Recent developments in Seiberg-Witten theory

Abstract：

In 1994, Witten [12] introduced a non-linear partial differential equation on a 4-manifold, called the Seiberg-Witten equations today. This PDE has brought significant progresses in 4-dimensional topology and geometry. In this series of lectures, I shall start with the basics of Seiberg-Witten theory and survey some of rather recent developments in Seiberg-Witten theory.

The first lecture is devoted to explain the foundation of Seiberg-Witten theory for closed 4-manifolds and some of classical major applications of it. Most results in this first lecture have been obtained in the last century, but they are explained from a relatively modern viewpoint: more concretely, my exposition shall be based on the technique of finite-dimensional approximations of the Seiberg-Witten equations, along Furuta [6] and Bauer-Furuta [5].

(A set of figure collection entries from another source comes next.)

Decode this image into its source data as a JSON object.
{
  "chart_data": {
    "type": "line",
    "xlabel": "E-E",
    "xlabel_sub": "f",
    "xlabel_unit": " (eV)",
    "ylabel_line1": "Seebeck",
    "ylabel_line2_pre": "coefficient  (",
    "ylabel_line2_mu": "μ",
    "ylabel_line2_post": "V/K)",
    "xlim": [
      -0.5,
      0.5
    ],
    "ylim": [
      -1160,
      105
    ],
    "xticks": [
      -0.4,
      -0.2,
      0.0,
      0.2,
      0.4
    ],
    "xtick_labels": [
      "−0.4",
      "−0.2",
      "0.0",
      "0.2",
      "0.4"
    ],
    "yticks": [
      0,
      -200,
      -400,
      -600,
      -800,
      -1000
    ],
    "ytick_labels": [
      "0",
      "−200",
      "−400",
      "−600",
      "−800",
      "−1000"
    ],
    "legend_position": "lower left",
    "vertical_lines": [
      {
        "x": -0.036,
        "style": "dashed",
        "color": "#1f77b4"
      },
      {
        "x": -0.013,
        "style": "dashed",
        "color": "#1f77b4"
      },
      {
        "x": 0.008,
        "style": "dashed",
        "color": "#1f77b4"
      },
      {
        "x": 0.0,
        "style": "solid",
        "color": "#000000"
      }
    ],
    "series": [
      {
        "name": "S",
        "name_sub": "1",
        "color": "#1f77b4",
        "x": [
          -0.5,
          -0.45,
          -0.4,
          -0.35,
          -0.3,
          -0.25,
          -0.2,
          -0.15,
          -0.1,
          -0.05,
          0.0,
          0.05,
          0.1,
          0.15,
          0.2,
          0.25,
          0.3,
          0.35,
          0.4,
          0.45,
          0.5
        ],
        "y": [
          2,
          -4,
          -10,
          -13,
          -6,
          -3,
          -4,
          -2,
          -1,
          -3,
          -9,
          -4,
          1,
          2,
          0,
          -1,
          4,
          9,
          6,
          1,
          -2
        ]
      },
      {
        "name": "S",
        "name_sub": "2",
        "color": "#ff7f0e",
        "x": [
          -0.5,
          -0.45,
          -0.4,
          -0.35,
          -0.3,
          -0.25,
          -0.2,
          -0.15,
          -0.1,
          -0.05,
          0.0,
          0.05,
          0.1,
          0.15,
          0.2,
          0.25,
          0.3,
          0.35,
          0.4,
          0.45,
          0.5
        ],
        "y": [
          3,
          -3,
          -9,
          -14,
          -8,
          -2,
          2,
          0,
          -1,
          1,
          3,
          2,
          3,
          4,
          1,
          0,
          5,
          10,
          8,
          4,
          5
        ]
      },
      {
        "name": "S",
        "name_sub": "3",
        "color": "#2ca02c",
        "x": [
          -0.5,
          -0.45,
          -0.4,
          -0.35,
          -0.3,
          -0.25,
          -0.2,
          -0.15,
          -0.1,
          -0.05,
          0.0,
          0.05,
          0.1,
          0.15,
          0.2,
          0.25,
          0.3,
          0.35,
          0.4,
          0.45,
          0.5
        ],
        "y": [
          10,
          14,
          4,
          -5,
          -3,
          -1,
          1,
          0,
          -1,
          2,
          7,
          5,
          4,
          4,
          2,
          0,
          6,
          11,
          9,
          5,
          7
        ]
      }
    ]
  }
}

In the second lecture, I present what one can say about the diffeomorphism groups of 4-manifolds using Seiberg-Witten theory. This lecture contains much recent study on Seiberg-Witten theory for families of 4-manifolds. I shall explain (perhaps some of) results in [1, 2, 3, 4, 7, 8, 11] of this kind.

The third lecture will be a crash course in Seiberg-Witten Floer homotopy theory, started by Manolescu [10]. Amongst various versions of Floer theory known in low dimensional topology, this theory has a big advantage that one may consider any kind of generalized cohomology theory, such as K-theory. I shall sketch Manolescu's construction of Seiberg-Witten Floer homotopy theory, and explain a recent application in our paper [9] of this framework to knot theory.

Prerequisite:

No specific advanced knowledge is needed, but it would be helpful to be familiar with the basics of both of topology and differential geometry.